Just up the steps and inside the Capitol, though, the performances have been much less courageous. Not only did legislators kill a measure that would have made SAFE's initiative unnecessary, but they've sent two more get-soft-on-guns measures to Owens.
In addition to SB 154, there's the ludicrous provision that would keep private the names of those brave citizens granted concealed-carry permits in this state. Also ready for Owens's approval is House Bill 1208, which would prohibit anyone in the state from filing a negligence suit against the gun industry. Not that any such suits have been seen in Colorado (although thirty have been filed across the country, except in the fourteen states that have already banned them). Last year Owens declined to sign a similar bill -- but Attorney General Ken Salazar had already determined that the 1999 measure's wording was unconstitutional, since it specifically banned home-rule cities such as Denver from filing suits. (The gun lobby has since fixed that glitch.) And last year, the sounds of the gunfire at Columbine were echoing across Colorado.

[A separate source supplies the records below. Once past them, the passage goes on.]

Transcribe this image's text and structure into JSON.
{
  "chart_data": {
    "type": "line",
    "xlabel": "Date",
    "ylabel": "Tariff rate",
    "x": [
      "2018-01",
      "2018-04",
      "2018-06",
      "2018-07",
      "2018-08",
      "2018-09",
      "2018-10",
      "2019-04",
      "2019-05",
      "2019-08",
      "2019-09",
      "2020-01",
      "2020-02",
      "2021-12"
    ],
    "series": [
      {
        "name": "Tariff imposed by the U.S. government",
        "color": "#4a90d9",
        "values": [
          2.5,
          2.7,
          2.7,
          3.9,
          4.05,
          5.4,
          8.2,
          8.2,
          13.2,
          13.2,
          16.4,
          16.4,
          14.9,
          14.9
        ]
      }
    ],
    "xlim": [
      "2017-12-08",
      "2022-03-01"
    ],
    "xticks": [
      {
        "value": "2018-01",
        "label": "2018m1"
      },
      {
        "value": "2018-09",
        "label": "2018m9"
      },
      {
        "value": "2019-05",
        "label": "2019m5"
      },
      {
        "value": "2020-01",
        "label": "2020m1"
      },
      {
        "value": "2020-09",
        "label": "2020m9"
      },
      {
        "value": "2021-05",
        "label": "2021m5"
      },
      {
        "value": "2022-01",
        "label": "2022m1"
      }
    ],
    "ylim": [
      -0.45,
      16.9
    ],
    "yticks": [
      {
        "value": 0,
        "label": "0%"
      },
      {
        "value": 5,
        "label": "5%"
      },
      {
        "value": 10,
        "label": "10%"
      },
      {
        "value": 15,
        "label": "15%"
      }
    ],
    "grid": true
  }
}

Thirteen months later, we still hear them -- but now they merely disturb our conscience, rather than call it to action.
Bray learned this lesson the hard way.
Hall has admitted shooting the bicyclist, according to court documents. At any moment, the Denver DA's office will be filing first-degree murder charges against him.
But before that gun was fired, another law was broken. And the blood, like the traffic, flows on.